In this Place and Nowhere Else

Photo by Nikita Soloviov on Pexels.com

by Brad Cobb

issue 66

AFTER HIS FATHER DIED of a bad liver and meanness, the boy scraped together enough money for a bus ticket out west where he planned to get a job as a ranch hand, though he had no experience and had never ridden a horse.
                                 On the night he left, there were no tears from sweethearts. There was neither family nor friend to ask him to stay, and he had never felt more destitute or devoid of hope. Never had the night seemed blacker or more consuming.
                                 Along the way the bus pulled into an isolated station that had a little cafe on the side of the terminal. He sat at the counter and ordered the cheapest thing on the menu, a grilled cheese sandwich and coffee. 
                                The waitress was a pretty, vivacious woman. She called out his order to the cook, who said something funny, and then she countered with something comical as well. The dishwasher chimed in with silly things from the back, lifting his smiling face. It appeared the three shared an inside joke, for every so often the dishwasher would show his face and say, “I got to remember to tell Momma that one,” and they would all roar.”
                              Their laughter sounded so pure and free from care. To the boy they seemed like they were the happiest family there ever was, and he wondered what it would be like to spend Christmas there in the café with all their banter and ease and warmth. 
                              More than anything he would have liked to join in with their joking, but this seemed an impossibility.
                              The curious notion swam through his mind that this was the most wonderful place on earth, that in this place and nowhere else was true happiness. Everything would always be beautiful here. Not out west and certainly not back home, but right here. 
                             He looked around to see if any of the other passengers bore witness to the magic and wonder, but they appeared strangely unmoved.
                            I’ll just say here, he told himself. That’s what I’ll do. I’ll just stay here. 
                            He asked God to give him this one little thing, just this one, and never again would he ask for anything. 
                           After a while the bus driver’s voice came over a speaker announcing the departure for points west, and the boy was struck with a miserable panic, as though he had been told the world was coming to an end. Maybe he hadn’t heard right, he thought, but the insistent voice repeated itself. 
                         There was a gift shop in the corner with a rack of postcards and a machine that made smashed pennies. There was a curio cabinet, and he walked over and stood before it, quietly examining the souvenirs. He wanted to stand there forever. He didn’t think they would mind.
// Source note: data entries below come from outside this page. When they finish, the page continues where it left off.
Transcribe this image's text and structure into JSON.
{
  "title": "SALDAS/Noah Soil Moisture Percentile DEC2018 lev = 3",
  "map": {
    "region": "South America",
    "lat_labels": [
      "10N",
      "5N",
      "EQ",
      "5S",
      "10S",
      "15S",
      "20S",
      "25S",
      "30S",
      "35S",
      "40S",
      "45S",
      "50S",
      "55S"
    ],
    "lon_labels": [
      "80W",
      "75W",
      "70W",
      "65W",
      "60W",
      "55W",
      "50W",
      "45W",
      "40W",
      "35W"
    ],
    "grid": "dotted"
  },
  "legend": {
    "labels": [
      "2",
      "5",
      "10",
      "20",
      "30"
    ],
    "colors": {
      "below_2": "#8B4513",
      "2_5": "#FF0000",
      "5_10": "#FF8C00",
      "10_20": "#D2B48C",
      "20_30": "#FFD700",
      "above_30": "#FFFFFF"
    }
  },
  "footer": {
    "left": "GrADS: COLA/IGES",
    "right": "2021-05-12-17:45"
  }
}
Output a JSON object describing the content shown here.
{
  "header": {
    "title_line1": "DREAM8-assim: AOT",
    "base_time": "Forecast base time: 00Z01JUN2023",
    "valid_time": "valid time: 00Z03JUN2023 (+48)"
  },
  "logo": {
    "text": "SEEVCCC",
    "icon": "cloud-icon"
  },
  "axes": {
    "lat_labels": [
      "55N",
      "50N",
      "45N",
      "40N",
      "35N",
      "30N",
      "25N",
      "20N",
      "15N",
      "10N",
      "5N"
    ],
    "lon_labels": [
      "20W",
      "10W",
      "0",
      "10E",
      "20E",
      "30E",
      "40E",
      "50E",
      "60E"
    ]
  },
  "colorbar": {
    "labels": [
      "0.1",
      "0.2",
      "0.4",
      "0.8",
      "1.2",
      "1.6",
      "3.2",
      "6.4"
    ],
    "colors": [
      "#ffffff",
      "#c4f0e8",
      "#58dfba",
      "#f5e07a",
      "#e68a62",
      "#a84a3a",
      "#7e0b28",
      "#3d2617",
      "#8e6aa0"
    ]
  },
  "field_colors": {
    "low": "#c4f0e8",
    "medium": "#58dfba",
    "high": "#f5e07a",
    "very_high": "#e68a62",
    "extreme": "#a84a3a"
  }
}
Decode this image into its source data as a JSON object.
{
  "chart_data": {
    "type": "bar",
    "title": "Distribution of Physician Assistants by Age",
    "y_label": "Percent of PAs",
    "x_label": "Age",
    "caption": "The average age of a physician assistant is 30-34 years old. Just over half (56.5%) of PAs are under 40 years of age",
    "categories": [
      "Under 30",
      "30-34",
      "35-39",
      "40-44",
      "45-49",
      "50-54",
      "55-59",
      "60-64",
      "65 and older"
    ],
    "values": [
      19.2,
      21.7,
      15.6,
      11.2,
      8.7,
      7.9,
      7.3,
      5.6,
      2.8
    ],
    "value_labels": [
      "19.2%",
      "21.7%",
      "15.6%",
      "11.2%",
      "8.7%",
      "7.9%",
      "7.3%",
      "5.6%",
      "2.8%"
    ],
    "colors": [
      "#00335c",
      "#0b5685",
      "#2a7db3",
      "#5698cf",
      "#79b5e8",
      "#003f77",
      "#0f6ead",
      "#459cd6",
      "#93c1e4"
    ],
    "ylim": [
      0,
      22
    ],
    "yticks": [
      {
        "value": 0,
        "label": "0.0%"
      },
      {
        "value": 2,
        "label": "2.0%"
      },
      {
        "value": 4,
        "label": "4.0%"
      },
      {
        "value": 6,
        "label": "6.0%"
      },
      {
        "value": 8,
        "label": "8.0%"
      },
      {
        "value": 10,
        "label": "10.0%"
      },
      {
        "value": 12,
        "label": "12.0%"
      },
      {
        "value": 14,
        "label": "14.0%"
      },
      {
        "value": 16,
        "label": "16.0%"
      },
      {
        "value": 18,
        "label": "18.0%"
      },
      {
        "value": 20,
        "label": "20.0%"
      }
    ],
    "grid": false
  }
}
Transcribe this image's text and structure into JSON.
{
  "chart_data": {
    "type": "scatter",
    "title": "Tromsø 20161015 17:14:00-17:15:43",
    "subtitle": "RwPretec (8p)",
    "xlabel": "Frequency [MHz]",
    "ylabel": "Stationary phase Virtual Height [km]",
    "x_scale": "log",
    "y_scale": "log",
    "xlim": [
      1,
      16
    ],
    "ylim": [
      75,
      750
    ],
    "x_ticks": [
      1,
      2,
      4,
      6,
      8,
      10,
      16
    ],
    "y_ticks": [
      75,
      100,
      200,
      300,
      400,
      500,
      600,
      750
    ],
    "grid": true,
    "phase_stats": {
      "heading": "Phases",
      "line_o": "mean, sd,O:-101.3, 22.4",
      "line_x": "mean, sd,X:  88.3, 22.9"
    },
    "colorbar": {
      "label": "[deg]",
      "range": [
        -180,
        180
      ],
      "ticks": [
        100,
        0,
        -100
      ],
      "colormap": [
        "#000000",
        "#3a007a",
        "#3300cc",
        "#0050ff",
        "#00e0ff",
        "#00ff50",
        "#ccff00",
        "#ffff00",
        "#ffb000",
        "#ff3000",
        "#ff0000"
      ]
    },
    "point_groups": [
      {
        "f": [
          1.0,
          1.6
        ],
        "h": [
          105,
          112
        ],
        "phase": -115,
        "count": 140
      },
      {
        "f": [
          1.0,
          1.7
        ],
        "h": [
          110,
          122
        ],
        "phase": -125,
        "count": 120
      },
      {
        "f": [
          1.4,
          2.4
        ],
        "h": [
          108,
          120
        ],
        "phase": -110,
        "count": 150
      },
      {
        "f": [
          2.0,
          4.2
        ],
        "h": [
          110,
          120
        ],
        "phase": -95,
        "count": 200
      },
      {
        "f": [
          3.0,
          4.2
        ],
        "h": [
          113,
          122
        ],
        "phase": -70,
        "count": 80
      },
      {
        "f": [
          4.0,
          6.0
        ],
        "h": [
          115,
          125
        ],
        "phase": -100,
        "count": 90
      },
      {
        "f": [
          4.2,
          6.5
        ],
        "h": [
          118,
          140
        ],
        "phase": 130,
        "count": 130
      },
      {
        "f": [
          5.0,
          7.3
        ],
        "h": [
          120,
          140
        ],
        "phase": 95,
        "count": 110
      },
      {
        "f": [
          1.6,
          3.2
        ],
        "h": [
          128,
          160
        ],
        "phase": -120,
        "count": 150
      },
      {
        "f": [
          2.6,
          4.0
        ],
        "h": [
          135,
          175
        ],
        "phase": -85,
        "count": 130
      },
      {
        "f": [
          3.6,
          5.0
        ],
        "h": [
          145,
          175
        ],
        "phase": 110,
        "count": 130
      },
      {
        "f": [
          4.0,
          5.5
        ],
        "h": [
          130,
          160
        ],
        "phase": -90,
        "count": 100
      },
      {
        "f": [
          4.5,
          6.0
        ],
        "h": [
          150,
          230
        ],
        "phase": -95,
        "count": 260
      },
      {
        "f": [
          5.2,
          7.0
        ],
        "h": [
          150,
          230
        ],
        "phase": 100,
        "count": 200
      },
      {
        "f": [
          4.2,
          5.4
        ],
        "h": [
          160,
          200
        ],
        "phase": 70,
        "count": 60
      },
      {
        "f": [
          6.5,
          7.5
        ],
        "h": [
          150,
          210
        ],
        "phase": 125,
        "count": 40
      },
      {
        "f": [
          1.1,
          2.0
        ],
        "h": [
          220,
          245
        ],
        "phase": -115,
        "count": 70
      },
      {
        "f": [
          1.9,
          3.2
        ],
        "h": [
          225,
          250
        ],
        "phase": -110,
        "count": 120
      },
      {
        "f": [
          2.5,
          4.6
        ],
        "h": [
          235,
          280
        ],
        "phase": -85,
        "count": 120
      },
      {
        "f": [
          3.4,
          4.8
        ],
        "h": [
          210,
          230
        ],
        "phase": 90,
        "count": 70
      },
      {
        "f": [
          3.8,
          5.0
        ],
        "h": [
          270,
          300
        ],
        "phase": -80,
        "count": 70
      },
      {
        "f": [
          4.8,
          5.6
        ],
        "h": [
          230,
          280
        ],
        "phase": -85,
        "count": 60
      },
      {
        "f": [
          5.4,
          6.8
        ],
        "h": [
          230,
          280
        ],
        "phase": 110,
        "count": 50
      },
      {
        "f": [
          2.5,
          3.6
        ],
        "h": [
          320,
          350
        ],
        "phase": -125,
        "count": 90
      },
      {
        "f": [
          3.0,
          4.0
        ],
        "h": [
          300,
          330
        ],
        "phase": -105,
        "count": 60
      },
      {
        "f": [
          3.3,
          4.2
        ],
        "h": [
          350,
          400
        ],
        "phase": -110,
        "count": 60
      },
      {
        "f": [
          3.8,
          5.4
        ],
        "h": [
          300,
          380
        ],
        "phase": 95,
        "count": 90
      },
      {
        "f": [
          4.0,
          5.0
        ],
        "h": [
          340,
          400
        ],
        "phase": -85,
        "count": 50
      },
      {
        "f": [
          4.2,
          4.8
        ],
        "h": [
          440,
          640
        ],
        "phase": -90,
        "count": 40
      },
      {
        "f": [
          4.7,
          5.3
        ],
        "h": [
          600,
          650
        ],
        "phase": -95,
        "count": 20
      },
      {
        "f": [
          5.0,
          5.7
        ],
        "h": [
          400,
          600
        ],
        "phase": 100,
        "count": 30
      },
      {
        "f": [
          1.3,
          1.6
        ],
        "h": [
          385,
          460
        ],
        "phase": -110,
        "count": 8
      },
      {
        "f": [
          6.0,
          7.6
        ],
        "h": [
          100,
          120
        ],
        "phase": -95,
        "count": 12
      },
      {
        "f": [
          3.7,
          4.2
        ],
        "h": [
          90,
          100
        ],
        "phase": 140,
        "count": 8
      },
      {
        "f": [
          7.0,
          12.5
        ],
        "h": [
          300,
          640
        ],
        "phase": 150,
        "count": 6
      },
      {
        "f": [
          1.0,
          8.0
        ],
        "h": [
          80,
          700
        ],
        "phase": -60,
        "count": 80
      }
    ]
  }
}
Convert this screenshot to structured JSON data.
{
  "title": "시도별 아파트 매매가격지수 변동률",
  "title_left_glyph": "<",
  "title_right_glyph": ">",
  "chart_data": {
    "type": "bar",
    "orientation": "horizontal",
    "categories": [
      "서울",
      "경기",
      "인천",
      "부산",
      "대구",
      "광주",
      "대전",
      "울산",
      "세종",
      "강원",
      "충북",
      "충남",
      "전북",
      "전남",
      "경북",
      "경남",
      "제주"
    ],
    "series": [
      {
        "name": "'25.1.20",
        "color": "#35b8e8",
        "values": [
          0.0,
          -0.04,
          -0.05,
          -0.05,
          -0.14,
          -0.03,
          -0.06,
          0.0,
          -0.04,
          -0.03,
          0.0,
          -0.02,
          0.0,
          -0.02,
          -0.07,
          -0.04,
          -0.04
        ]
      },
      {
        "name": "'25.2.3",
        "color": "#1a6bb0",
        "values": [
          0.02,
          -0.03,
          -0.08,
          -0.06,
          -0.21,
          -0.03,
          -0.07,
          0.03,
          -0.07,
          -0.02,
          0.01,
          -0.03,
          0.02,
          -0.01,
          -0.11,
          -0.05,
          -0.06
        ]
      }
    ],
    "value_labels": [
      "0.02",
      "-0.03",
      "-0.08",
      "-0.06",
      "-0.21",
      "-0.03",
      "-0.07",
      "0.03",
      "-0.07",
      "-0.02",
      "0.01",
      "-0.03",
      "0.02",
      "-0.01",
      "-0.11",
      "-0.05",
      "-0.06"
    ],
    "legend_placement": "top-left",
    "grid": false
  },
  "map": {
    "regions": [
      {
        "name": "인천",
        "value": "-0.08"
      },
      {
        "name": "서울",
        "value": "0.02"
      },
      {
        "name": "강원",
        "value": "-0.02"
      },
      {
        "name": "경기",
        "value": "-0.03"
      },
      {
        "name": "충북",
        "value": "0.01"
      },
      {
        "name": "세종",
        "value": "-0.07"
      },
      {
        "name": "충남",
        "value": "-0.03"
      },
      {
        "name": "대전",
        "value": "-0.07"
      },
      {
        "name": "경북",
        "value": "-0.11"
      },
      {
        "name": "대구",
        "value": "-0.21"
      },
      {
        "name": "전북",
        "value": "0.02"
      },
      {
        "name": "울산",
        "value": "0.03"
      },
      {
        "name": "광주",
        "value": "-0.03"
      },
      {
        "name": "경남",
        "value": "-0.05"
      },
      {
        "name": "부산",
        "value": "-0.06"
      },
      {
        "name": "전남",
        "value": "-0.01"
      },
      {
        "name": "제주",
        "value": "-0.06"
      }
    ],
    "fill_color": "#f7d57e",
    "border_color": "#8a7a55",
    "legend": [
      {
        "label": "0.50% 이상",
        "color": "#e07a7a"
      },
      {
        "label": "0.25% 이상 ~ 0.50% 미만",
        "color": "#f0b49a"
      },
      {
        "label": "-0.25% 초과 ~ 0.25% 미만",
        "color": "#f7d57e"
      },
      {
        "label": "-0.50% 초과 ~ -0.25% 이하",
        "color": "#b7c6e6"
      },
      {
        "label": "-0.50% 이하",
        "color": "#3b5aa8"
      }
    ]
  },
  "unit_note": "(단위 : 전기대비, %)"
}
If anything was said, he would tell them that he wouldn’t bother a soul, that he would be so quiet no one would even know he was there. 
                         Once again the driver’s voice announced their imminent departure, the final warning. 
                         The boy opened the cabinet and took out a tiny rose-colored dog made of thin glass and laid it in his palm. It was hollow and seemed so fragile that he thought it might crumble to nothing if touched in the wrong way. He took it to the cash register. 
                         The waitress came over. “Hank, how much is this?” she asked the cook, pointing at the boy’s outstretched palm. 
                          “Hell, I don’t know,” he answered. “It’s been here for a coon’s age. 
                          She leaned in and whispered to the boy like the was imparting a great secret. “I’ll tell you what, Sugar. You can just have it.”
                          He gave a nod of thanks and thought he should say something. He came within a hair’s breadth of repeating the inside joke- I’ll have to remember to tell Momma that one- but the words were stubborn and unsure from within in. 
                           He nodded once more , and the waitress patted his head, winked and said, “No big thing, Sug,” and she looked a him with clear blue eyes, and she told him she had better get something to put it in so it wouldn’t break. She asked the cook if they had anything, and he said he wasn’t sure but would check, and the dishwasher’s good natured face popped up in the kitchen’s opening like a target in a shooting gallery, and he said that he, too, would help. 
                           They found a matchbox, and the waitress lined the inside with a tissue from her purse. She carefully took the figure from him and laid it inside, then slid the box shut and handed it back. 
                           “There!” she said with finality. “All done.” She told him he had better hurry.
                           Just before he had left, he turned to look back, and they all waved, and the dishwasher said bon voyahgee, and then he said, “I got to remember to tell Momma that one,” but the door closing behind the boy cut off the beautiful and unaffected laughter that must have followed. 
                           He walked out of the terminal and through a cloud of mosquitoes and diesel fumes. He took his seat, and the bus pulled away, engulfed once more by the night. 
                           The boy switched on the dim reaching light above his seat and slowly opened the matchbox, which suddenly seemed to him like a coffin. He looked down at the tiny, delicate statuette for a long time, sitting very still, his eyes as fixed as the stars in the heavens, listening to the engine hum in its determination to press him on, ever forward, into darkness.